On Dec 12, 2011, when the original interim injunction expired, a second Supreme Court of B.C. judge agreed that the material was defamatory. However he said both Mitchell and Byrne who have indicated they wanted to fight the case, should be given a chance to do so.
“Fortunately, two Canadian judges have read the materials and have ruled that these articles are defamatory,” said Nazerali, whose parents immigrated to Canada as refugees from Africa in the 1970s.
“Unfortunately the legal process is lengthy, expensive and time consuming. I am facing jurisdictional issues, as well as complicated issues involving the Internet, and freedom of speech, which does not mean freedom to lie or defame.”

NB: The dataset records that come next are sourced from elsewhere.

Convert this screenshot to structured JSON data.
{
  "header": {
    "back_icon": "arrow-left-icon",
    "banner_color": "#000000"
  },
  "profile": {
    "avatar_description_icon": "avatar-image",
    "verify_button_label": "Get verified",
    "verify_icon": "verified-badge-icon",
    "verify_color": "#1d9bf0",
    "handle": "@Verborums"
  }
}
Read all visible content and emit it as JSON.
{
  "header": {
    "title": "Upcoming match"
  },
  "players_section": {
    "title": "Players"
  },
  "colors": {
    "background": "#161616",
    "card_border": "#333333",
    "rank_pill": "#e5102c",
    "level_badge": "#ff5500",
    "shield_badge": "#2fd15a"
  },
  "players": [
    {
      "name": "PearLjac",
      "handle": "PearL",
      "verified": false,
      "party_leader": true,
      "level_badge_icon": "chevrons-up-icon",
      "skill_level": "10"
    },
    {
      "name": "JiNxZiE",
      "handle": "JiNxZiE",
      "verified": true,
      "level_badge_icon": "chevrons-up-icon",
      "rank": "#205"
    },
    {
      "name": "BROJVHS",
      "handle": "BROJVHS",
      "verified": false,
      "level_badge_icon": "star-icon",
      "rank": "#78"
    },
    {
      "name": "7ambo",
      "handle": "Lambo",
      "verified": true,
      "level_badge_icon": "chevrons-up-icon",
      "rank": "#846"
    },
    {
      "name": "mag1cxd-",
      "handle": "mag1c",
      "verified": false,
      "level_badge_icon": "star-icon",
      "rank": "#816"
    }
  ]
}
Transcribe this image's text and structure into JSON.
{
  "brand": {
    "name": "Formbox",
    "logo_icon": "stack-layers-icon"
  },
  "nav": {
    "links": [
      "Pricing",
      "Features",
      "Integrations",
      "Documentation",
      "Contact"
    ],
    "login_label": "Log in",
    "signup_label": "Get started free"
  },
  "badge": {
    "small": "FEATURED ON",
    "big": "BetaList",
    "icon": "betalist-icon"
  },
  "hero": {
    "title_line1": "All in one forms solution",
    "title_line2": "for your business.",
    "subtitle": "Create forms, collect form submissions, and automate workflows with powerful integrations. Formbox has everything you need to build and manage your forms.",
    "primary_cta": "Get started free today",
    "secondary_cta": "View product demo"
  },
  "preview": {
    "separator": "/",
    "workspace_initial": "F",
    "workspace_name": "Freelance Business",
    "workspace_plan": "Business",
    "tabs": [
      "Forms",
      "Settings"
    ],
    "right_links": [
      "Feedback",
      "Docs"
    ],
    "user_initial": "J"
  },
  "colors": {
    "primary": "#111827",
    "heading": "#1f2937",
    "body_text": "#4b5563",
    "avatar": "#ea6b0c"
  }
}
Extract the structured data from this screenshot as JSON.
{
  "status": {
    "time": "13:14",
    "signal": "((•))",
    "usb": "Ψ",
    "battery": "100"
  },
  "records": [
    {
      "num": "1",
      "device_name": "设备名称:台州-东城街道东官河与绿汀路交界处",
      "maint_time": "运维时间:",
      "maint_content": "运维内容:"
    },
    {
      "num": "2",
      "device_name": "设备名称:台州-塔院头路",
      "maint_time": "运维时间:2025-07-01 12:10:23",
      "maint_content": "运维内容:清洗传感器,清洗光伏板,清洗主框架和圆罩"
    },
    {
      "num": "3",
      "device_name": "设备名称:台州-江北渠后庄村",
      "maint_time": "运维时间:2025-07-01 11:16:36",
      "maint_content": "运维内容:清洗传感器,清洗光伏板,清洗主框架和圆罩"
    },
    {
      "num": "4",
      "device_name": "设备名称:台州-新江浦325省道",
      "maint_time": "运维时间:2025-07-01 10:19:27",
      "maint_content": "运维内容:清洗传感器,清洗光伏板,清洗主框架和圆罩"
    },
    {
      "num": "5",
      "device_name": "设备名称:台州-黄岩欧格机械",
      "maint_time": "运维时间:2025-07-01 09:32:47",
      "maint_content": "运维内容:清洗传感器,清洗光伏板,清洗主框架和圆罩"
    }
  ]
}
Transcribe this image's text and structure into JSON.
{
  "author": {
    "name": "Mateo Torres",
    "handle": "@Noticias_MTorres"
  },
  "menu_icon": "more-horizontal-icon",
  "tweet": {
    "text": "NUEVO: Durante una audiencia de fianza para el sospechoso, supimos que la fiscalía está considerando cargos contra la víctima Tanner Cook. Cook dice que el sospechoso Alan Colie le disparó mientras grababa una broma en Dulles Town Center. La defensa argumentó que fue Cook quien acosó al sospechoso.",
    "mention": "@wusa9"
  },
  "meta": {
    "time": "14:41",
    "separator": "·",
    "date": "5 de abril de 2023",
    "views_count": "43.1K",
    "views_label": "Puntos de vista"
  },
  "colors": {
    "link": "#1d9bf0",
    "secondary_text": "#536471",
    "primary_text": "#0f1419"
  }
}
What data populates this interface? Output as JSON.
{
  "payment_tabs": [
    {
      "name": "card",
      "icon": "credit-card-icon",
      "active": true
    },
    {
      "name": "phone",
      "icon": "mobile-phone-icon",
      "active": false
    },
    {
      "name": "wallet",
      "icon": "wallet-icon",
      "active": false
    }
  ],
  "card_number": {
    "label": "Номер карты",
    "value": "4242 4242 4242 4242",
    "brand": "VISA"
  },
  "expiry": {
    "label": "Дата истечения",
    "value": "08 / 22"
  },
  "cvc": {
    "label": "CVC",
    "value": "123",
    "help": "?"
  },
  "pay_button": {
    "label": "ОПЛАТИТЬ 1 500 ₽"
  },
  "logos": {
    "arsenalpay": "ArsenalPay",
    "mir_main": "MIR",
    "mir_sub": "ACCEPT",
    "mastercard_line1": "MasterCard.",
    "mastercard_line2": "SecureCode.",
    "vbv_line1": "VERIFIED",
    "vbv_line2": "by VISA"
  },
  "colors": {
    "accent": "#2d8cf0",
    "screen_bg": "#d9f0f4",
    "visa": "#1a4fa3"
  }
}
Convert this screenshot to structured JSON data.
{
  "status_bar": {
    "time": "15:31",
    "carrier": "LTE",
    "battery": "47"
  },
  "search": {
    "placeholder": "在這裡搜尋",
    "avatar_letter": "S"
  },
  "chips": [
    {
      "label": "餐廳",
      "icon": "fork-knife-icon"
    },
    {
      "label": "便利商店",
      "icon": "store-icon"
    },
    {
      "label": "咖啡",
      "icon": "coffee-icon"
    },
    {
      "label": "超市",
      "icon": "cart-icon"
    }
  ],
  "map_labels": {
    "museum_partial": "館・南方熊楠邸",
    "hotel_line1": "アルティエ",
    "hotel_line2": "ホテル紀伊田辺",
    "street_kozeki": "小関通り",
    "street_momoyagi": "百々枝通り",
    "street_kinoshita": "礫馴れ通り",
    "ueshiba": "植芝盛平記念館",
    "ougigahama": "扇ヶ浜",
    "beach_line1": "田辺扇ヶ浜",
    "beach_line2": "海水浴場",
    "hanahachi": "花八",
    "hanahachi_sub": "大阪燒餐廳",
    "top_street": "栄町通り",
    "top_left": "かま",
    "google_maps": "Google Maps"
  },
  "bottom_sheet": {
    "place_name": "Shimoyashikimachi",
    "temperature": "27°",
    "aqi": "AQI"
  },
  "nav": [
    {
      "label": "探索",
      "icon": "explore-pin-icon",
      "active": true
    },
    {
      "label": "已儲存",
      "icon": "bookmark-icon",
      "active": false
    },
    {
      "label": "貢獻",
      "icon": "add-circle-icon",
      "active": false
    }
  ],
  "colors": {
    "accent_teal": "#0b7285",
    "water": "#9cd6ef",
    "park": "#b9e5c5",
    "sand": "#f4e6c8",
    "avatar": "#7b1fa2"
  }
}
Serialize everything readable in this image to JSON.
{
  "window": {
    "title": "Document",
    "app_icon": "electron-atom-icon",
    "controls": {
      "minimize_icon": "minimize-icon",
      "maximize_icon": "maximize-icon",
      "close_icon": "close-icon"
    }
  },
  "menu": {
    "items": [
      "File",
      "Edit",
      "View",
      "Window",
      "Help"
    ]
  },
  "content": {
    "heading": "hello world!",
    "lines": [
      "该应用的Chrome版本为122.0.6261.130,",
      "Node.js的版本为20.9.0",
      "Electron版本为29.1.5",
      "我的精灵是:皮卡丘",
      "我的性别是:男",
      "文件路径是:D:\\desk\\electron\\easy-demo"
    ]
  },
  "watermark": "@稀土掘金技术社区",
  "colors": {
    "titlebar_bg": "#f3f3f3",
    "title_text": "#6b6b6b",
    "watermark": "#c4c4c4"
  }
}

Both sides were back in the B.C. Supreme Court this week with Mitchell and Byrne arguing a range of issues that ranged from service of court documents to jurisdiction. The substantive issue at hand i.e. did they lie about Nazerali was not addressed as the court has reserved judgment.
Meanwhile, American author Gary Weiss who has been uncovering Wall Street wrongdoing for nearly two decades has been watching Nazerali’s fight with Mitchell and Byrne.
He described the jurisdictional argument by Mitchell and Byrne as a “run for the border” by the defendants in the case.
“This could easily be a crushing blow for both Byrne and his libel factory, the Deep Capture website that he created in 2007 to spin conspiracy theories and stalk his critics,” Weiss wrote on his blog.
“What makes this run for the border even more cowardly is that Byrne told his brainless fellow conspiracy theorists that he was willing to “go a few rounds” with Nazerali. But now he’s trying to break that promise, showing that he’s simply not man enough to let a Canadian jury determine if what he said was true or a pack of lies,” wrote Weiss.
“…if what he put in Deep Capture was a bunch of loony conspiracy theories and outright fabrications, going to trial in a libel suit could be mighty expensive. It is Byrne and Mitchell who would be ripped to shreds….That’s why Byrne is running hard for the border. ..The only question is whether the courts of Canada will see to it that he pays well for the lies that he put on his website.”